Nella primavera del 1945, quando l’Armata Rossa giunse a soli 160 chilometri da Peenemünde, Von Braun riunì i suoi collaboratori per decidere a chi consegnarsi. Molti erano terrorizzati dai sovietici. Altri temevano più la Gran Bretagna, dove erano considerati criminali di guerra. Inoltre, le SS avevano avuto l’ordine di uccidere gli ingegneri tedeschi in fuga, per evitare che consegnassero segreti al nemico. Salendo su un treno con documenti falsi, Von Braun riuscì a portare cinquecento persone a consegnarsi ai militari statunitensi.
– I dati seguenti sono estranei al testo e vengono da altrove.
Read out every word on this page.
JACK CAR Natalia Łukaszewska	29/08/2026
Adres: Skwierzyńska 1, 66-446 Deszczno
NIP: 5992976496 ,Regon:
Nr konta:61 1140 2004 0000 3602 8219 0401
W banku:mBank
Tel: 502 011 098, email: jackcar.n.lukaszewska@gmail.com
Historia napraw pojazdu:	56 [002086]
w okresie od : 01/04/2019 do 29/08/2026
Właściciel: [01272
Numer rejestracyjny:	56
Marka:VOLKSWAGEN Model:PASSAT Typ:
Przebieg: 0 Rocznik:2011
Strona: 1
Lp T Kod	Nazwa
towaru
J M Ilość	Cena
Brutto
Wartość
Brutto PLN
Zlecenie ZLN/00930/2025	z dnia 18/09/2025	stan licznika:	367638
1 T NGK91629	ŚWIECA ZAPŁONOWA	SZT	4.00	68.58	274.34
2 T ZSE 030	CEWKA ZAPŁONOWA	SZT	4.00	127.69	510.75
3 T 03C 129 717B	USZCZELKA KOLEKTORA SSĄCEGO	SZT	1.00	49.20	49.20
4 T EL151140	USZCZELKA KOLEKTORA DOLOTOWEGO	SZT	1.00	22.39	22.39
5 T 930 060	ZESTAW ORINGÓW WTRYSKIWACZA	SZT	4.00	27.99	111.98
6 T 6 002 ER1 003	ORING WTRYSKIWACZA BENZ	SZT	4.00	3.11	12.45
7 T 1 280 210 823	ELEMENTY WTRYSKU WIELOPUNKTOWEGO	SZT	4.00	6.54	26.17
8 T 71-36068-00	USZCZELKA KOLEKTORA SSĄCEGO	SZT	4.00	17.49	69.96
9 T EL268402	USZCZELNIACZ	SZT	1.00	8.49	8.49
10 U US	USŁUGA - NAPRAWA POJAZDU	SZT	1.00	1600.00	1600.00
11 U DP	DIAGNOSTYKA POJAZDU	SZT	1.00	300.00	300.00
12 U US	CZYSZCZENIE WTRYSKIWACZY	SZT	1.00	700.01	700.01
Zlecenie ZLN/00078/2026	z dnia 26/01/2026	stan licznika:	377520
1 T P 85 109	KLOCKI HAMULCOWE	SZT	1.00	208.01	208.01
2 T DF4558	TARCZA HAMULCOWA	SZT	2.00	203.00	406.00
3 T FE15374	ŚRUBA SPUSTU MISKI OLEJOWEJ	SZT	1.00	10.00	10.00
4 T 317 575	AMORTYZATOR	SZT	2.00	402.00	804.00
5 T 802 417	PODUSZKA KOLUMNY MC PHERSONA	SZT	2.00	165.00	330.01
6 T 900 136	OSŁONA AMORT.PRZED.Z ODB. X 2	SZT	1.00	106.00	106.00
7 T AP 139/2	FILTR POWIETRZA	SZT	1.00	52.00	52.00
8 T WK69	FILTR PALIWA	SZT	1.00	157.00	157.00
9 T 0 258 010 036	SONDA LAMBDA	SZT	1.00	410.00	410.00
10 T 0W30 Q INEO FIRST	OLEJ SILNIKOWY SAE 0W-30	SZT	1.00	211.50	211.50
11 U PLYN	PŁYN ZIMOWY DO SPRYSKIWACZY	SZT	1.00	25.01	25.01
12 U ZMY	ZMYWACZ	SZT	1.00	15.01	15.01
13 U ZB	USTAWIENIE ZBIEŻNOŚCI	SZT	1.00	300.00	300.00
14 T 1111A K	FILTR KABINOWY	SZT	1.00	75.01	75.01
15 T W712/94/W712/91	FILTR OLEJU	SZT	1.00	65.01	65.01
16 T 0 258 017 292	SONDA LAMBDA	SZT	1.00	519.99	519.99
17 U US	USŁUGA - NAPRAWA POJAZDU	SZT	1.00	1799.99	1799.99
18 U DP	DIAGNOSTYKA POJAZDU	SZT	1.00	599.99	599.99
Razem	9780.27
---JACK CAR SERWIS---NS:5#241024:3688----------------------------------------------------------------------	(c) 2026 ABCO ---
Gli americani, non appena capirono chi avevano di fronte, mandarono di corsa l’esercito a Peenemünde, per portar via tutto ciò che restava dei V2 e distruggere la fabbrica prima che cadesse nelle mani dei sovietici. Requisirono trecento vagoni ferroviari di materiale, ma non tutto: all’arrivo degli statunitensi, infatti, i sovietici avevano già portato via buona parte del lavoro del team di Von Braun.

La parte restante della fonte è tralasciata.